In questo dibattito, si ripropone su un piano più generale una questione analizzata da tempo all’interno della comunicazione scientifica: come si è chiesto un articolo pubblicato da Vox a giugno 2019, è meglio descrivere il cambiamento climatico come un fenomeno catastrofico per il Pianeta o come una minaccia esistenziale per lo più per la nostra specie?

La risposta potrebbe essere entrambe le opzioni.

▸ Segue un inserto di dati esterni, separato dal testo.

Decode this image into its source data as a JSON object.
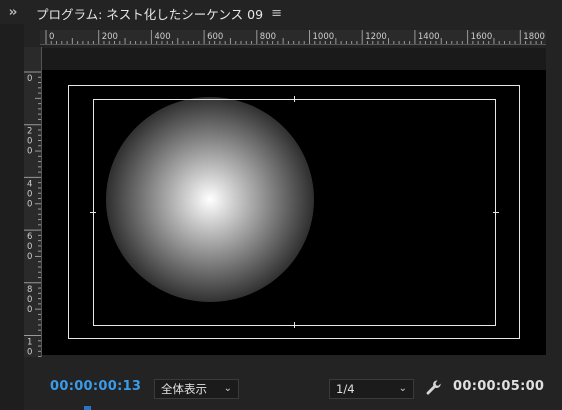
{
  "panel": {
    "title": "プログラム: ネスト化したシーケンス 09",
    "menu_icon": "hamburger-icon",
    "expand_icon": "double-chevron-right-icon"
  },
  "ruler": {
    "horizontal_labels": [
      "0",
      "200",
      "400",
      "600",
      "800",
      "1000",
      "1200",
      "1400",
      "1600",
      "1800"
    ],
    "vertical_labels": [
      "0",
      "200",
      "400",
      "600",
      "800",
      "1000"
    ]
  },
  "controls": {
    "current_time": "00:00:00:13",
    "zoom": "全体表示",
    "resolution": "1/4",
    "duration": "00:00:05:00",
    "settings_icon": "wrench-icon"
  },
  "colors": {
    "accent": "#3a9bea",
    "background": "#232323"
  }
}
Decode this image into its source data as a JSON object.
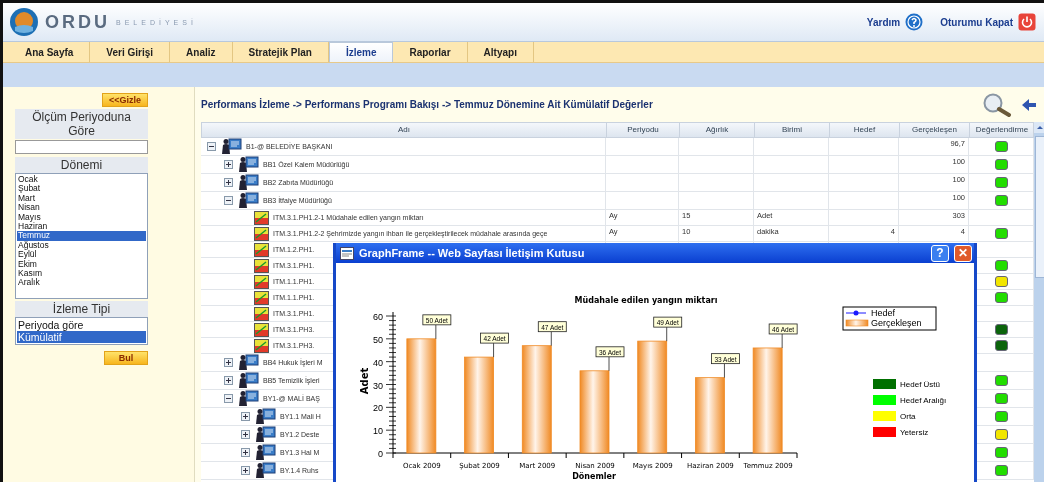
{
  "header": {
    "logo_main": "ORDU",
    "logo_sub": "BELEDİYESİ",
    "help": "Yardım",
    "logout": "Oturumu Kapat"
  },
  "tabs": [
    {
      "label": "Ana Sayfa",
      "selected": false
    },
    {
      "label": "Veri Girişi",
      "selected": false
    },
    {
      "label": "Analiz",
      "selected": false
    },
    {
      "label": "Stratejik Plan",
      "selected": false
    },
    {
      "label": "İzleme",
      "selected": true
    },
    {
      "label": "Raporlar",
      "selected": false
    },
    {
      "label": "Altyapı",
      "selected": false
    }
  ],
  "sidebar": {
    "hide_button": "<<Gizle",
    "measure_label": "Ölçüm Periyoduna Göre",
    "period_label": "Dönemi",
    "months": [
      {
        "label": "Ocak",
        "selected": false
      },
      {
        "label": "Şubat",
        "selected": false
      },
      {
        "label": "Mart",
        "selected": false
      },
      {
        "label": "Nisan",
        "selected": false
      },
      {
        "label": "Mayıs",
        "selected": false
      },
      {
        "label": "Haziran",
        "selected": false
      },
      {
        "label": "Temmuz",
        "selected": true
      },
      {
        "label": "Ağustos",
        "selected": false
      },
      {
        "label": "Eylül",
        "selected": false
      },
      {
        "label": "Ekim",
        "selected": false
      },
      {
        "label": "Kasım",
        "selected": false
      },
      {
        "label": "Aralık",
        "selected": false
      }
    ],
    "type_label": "İzleme Tipi",
    "types": [
      {
        "label": "Periyoda göre",
        "selected": false
      },
      {
        "label": "Kümülatif",
        "selected": true
      }
    ],
    "find_button": "Bul"
  },
  "breadcrumb": "Performans İzleme -> Performans Programı Bakışı -> Temmuz Dönemine Ait Kümülatif Değerler",
  "table": {
    "columns": [
      "Adı",
      "Periyodu",
      "Ağırlık",
      "Birimi",
      "Hedef",
      "Gerçekleşen",
      "Değerlendirme"
    ],
    "rows": [
      {
        "kind": "department",
        "name": "B1-@ BELEDİYE BAŞKANI",
        "expanded": true,
        "actual": "96,7",
        "color": "#22dd00",
        "children": [
          {
            "kind": "department",
            "name": "BB1 Özel Kalem Müdürlüğü",
            "expanded": false,
            "actual": "100",
            "color": "#22dd00"
          },
          {
            "kind": "department",
            "name": "BB2 Zabıta Müdürlüğü",
            "expanded": false,
            "actual": "100",
            "color": "#22dd00"
          },
          {
            "kind": "department",
            "name": "BB3 İtfaiye Müdürlüğü",
            "expanded": true,
            "actual": "100",
            "color": "#22dd00",
            "children": [
              {
                "kind": "indicator",
                "name": "ITM.3.1.PH1.2-1 Müdahale edilen yangın miktarı",
                "period": "Ay",
                "weight": "15",
                "unit": "Adet",
                "actual": "303"
              },
              {
                "kind": "indicator",
                "name": "ITM.3.1.PH1.2-2 Şehrimizde yangın ihbarı ile gerçekleştirilecek müdahale arasında geçe",
                "period": "Ay",
                "weight": "10",
                "unit": "dakika",
                "target": "4",
                "actual": "4",
                "color": "#22dd00"
              },
              {
                "kind": "indicator",
                "name": "ITM.1.2.PH1."
              },
              {
                "kind": "indicator",
                "name": "ITM.3.1.PH1.",
                "color": "#22dd00"
              },
              {
                "kind": "indicator",
                "name": "ITM.1.1.PH1.",
                "color": "#f2e600"
              },
              {
                "kind": "indicator",
                "name": "ITM.1.1.PH1.",
                "color": "#22dd00"
              },
              {
                "kind": "indicator",
                "name": "ITM.3.1.PH1."
              },
              {
                "kind": "indicator",
                "name": "ITM.3.1.PH3.",
                "color": "#0b640b"
              },
              {
                "kind": "indicator",
                "name": "ITM.3.1.PH3.",
                "color": "#0b640b"
              }
            ]
          },
          {
            "kind": "department",
            "name": "BB4 Hukuk İşleri M",
            "expanded": false
          },
          {
            "kind": "department",
            "name": "BB5 Temizlik İşleri",
            "expanded": false,
            "color": "#22dd00"
          },
          {
            "kind": "department",
            "name": "BY1-@ MALİ BAŞ",
            "expanded": true,
            "color": "#22dd00",
            "children": [
              {
                "kind": "department",
                "name": "BY1.1 Mali H",
                "expanded": false,
                "color": "#22dd00"
              },
              {
                "kind": "department",
                "name": "BY1.2 Deste",
                "expanded": false,
                "color": "#f2e600"
              },
              {
                "kind": "department",
                "name": "BY1.3 Hal M",
                "expanded": false,
                "color": "#22dd00"
              },
              {
                "kind": "department",
                "name": "BY.1.4 Ruhs",
                "expanded": false,
                "color": "#22dd00"
              }
            ]
          }
        ]
      }
    ]
  },
  "dialog": {
    "title": "GraphFrame -- Web Sayfası İletişim Kutusu",
    "help_button": "?",
    "close_button": "✕",
    "chart_data": {
      "type": "bar",
      "title": "Müdahale edilen yangın miktarı",
      "xlabel": "Dönemler",
      "ylabel": "Adet",
      "categories": [
        "Ocak  2009",
        "Şubat  2009",
        "Mart  2009",
        "Nisan  2009",
        "Mayıs  2009",
        "Haziran  2009",
        "Temmuz  2009"
      ],
      "series": [
        {
          "name": "Gerçekleşen",
          "color": "#f08a24",
          "values": [
            50,
            42,
            47,
            36,
            49,
            33,
            46
          ]
        }
      ],
      "ylim": [
        0,
        60
      ],
      "yticks": [
        0,
        10,
        20,
        30,
        40,
        50,
        60
      ],
      "value_labels": [
        "50 Adet",
        "42 Adet",
        "47 Adet",
        "36 Adet",
        "49 Adet",
        "33 Adet",
        "46 Adet"
      ]
    },
    "legend": [
      {
        "kind": "line",
        "label": "Hedef"
      }
    ],
    "color_key": [
      {
        "label": "Hedef Üstü",
        "color": "#007000"
      },
      {
        "label": "Hedef Aralığı",
        "color": "#00ff00"
      },
      {
        "label": "Orta",
        "color": "#ffff00"
      },
      {
        "label": "Yetersiz",
        "color": "#ff0000"
      }
    ]
  }
}
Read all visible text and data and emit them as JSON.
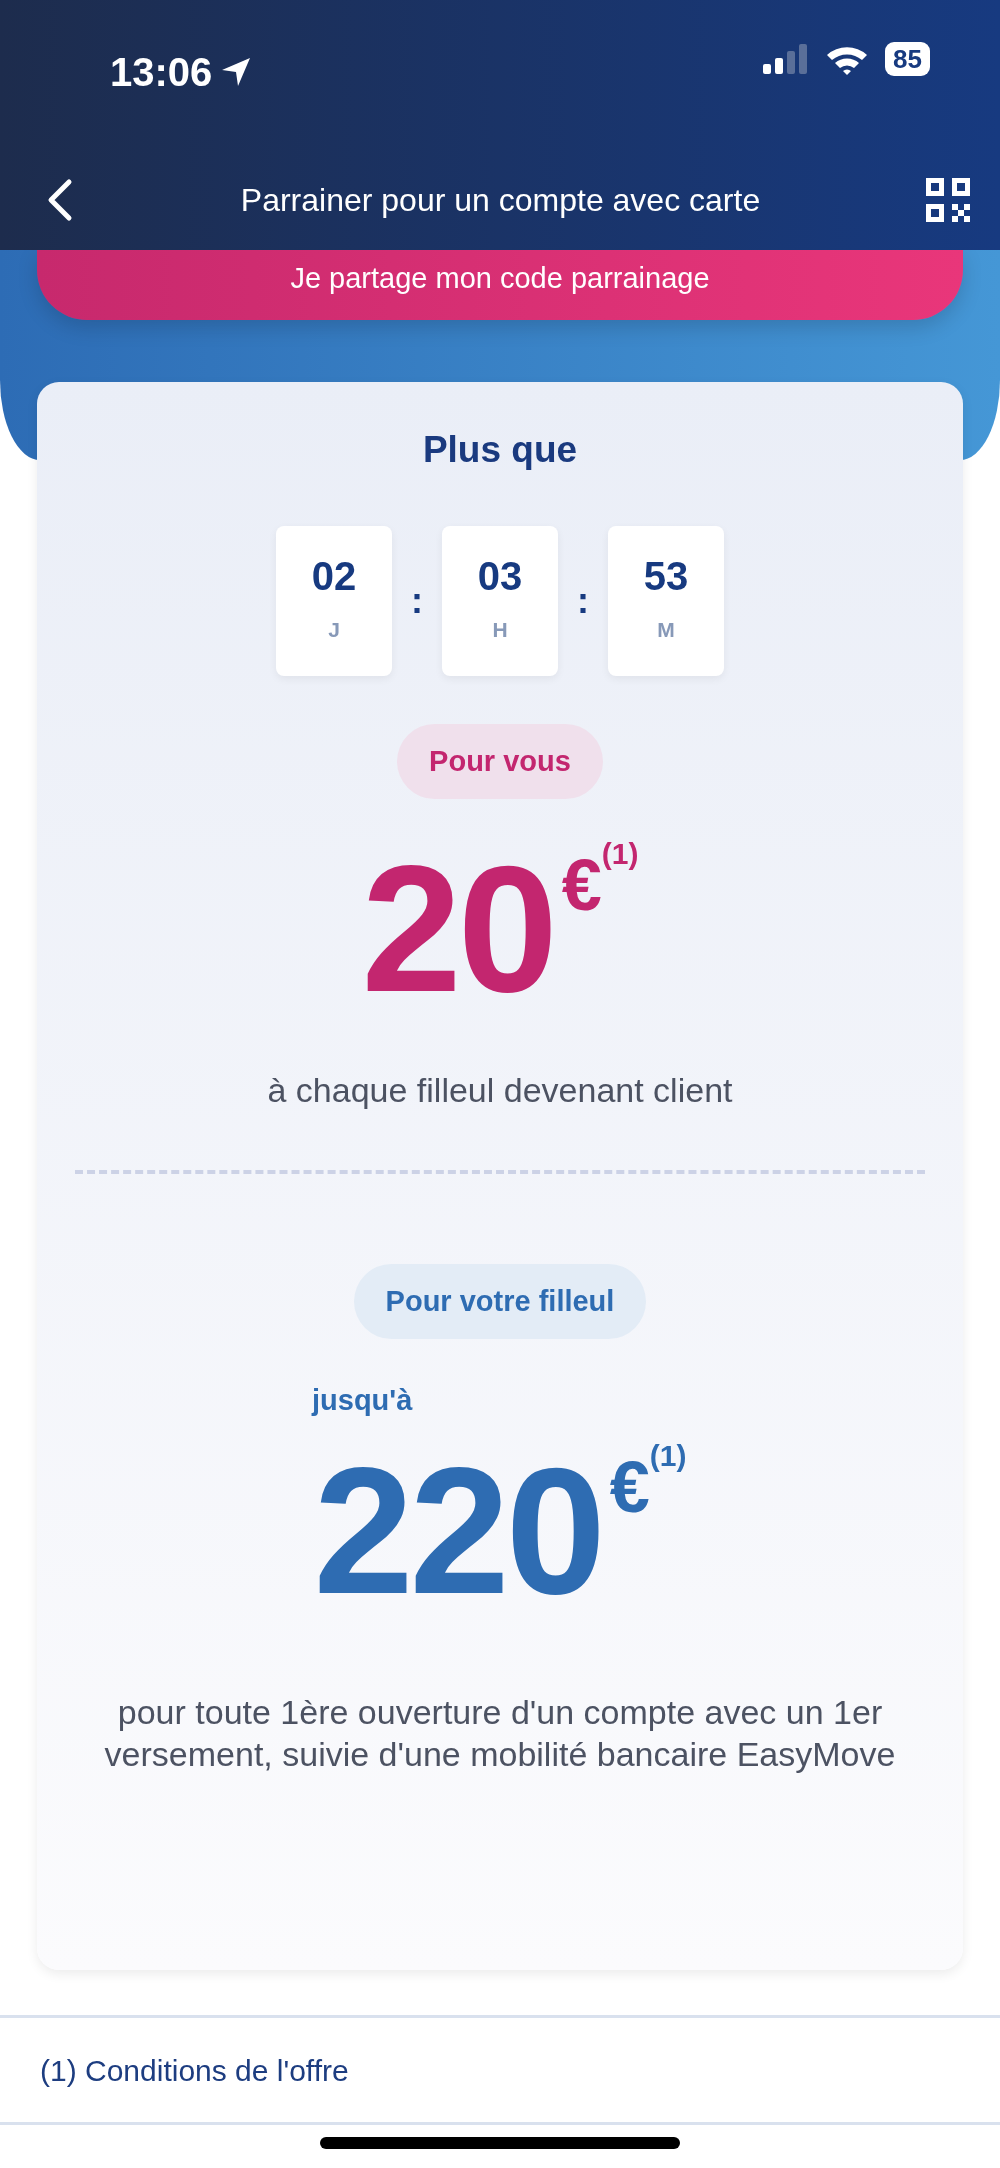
{
  "status_bar": {
    "time": "13:06",
    "battery": "85"
  },
  "header": {
    "title": "Parrainer pour un compte avec carte"
  },
  "share_button": {
    "label": "Je partage mon code parrainage"
  },
  "countdown": {
    "title": "Plus que",
    "separators": [
      ":",
      ":"
    ],
    "units": [
      {
        "value": "02",
        "unit": "J"
      },
      {
        "value": "03",
        "unit": "H"
      },
      {
        "value": "53",
        "unit": "M"
      }
    ]
  },
  "sections": [
    {
      "kind": "you",
      "tag": "Pour vous",
      "amount": "20",
      "currency": "€",
      "note": "(1)",
      "description": "à chaque filleul devenant client"
    },
    {
      "kind": "friend",
      "tag": "Pour votre filleul",
      "prefix": "jusqu'à",
      "amount": "220",
      "currency": "€",
      "note": "(1)",
      "description": "pour toute 1ère ouverture d'un compte avec un 1er versement, suivie d'une mobilité bancaire EasyMove"
    }
  ],
  "footer": {
    "link": "(1) Conditions de l'offre"
  }
}
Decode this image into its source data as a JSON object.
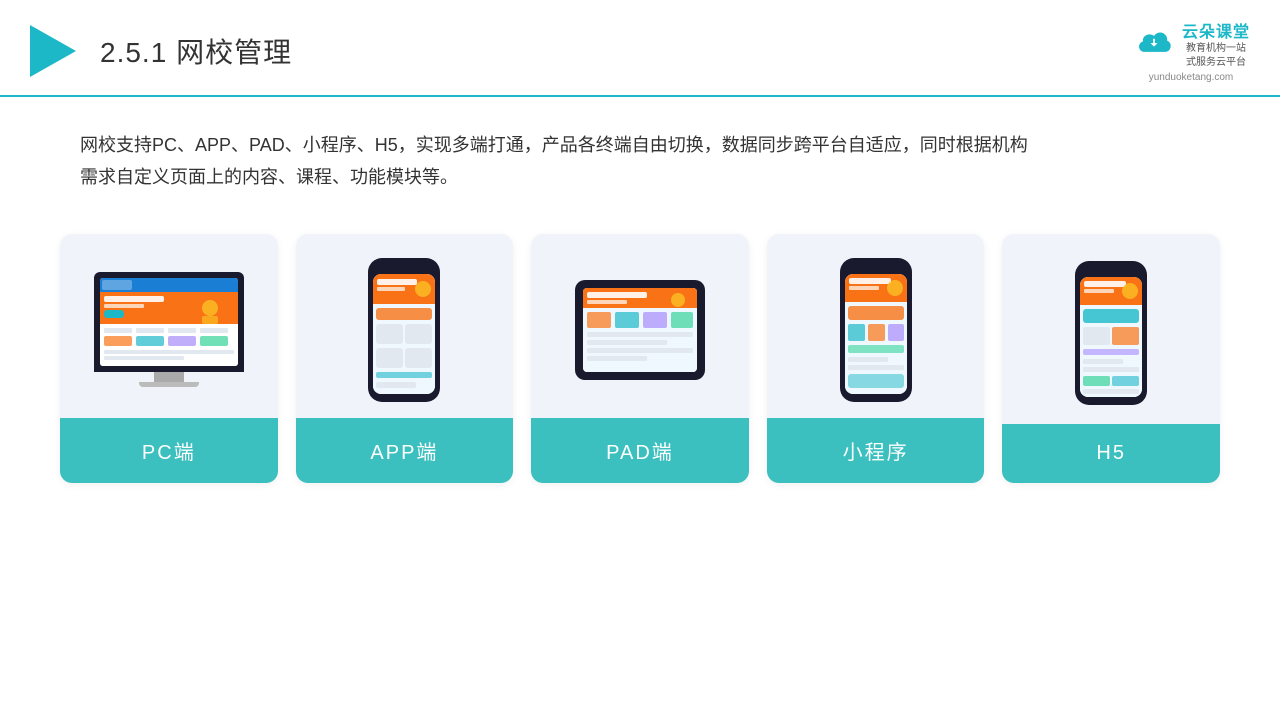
{
  "header": {
    "title_number": "2.5.1",
    "title_main": "网校管理",
    "logo_text": "云朵课堂",
    "logo_url": "yunduoketang.com",
    "logo_tagline_line1": "教育机构一站",
    "logo_tagline_line2": "式服务云平台"
  },
  "description": {
    "text_line1": "网校支持PC、APP、PAD、小程序、H5，实现多端打通，产品各终端自由切换，数据同步跨平台自适应，同时根据机构",
    "text_line2": "需求自定义页面上的内容、课程、功能模块等。"
  },
  "devices": [
    {
      "id": "pc",
      "label": "PC端",
      "type": "pc"
    },
    {
      "id": "app",
      "label": "APP端",
      "type": "phone"
    },
    {
      "id": "pad",
      "label": "PAD端",
      "type": "tablet"
    },
    {
      "id": "miniprogram",
      "label": "小程序",
      "type": "phone"
    },
    {
      "id": "h5",
      "label": "H5",
      "type": "phone"
    }
  ],
  "colors": {
    "accent": "#1cb8c8",
    "card_bg": "#eef2f9",
    "label_bg": "#3bbfbf",
    "label_text": "#ffffff",
    "header_border": "#1cb8c8"
  }
}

Da un lato, c’è chi come David Wallace-Wells (autore nel 2019 del fortunato libro The Uninhabitable Earth: Life After Warming, non ancora pubblicato in italiano) sostiene che il panico e la paura del riscaldamento globale «potrebbero essere l’unica cosa in grado di salvarci». Parole che riecheggiano quelle dell’attivista Greta Thunberg, che al World Economic Forum di Davos di gennaio 2019 aveva detto ai leader mondiali: «Non voglio la vostra speranza, voglio il vostro panico».

Dall’altro lato, c’è chi sostiene che il fatalismo, legato a una inevitabile distruzione della vita sul Pianeta, possa condurre all’immobilismo, e non all’azione.

Uno studio di maggio 2019, pubblicato su Frontiers in Communication, è giunto alla conclusione che “speranza” e “dubbio” debbano essere entrambi due elementi centrali nella comunicazione dell’emergenza climatica, se proposti in maniera costruttiva.

In conclusione

Un messaggio che si sente spesso ripetere a sostegno della lotta ai cambiamenti climatici è che bisogna salvare il Pianeta: che «se la Terra muore non c’è più posto per nessuno», come ha scritto su Facebook il segretario del Pd Zingaretti.

Da un punto di vista strettamente scientifico, non è vero che il riscaldamento globale possa cancellare la vita sul nostro Pianeta, sia quella animale in generale, che quella umana.

È vero però che i tassi di estinzione stanno aumentando sempre di più, e che l’emergenza climatica è innanzitutto una sfida per il nostro modello sociale ed economico.

Su quale dei due aspetti bisogna focalizzarsi per fare divulgazione scientifica, e responsabilizzare i lettori (o gli elettori all’azione)? Da un punto di vista comunicativo, c’è chi sostiene che la morte della Terra possa essere un’utile metafora, mentre secondo alcuni rischia di avere un’efficacia limitata.

In conclusione, entrambi gli aspetti sembrano necessari: descrivere l’emergenza climatica solo come una catastrofe per il Pianeta è un’operazione monca per mobilitare le persone, se non accompagnata dal presupposto che è anche – se non soprattutto – una minaccia esistenziale per noi.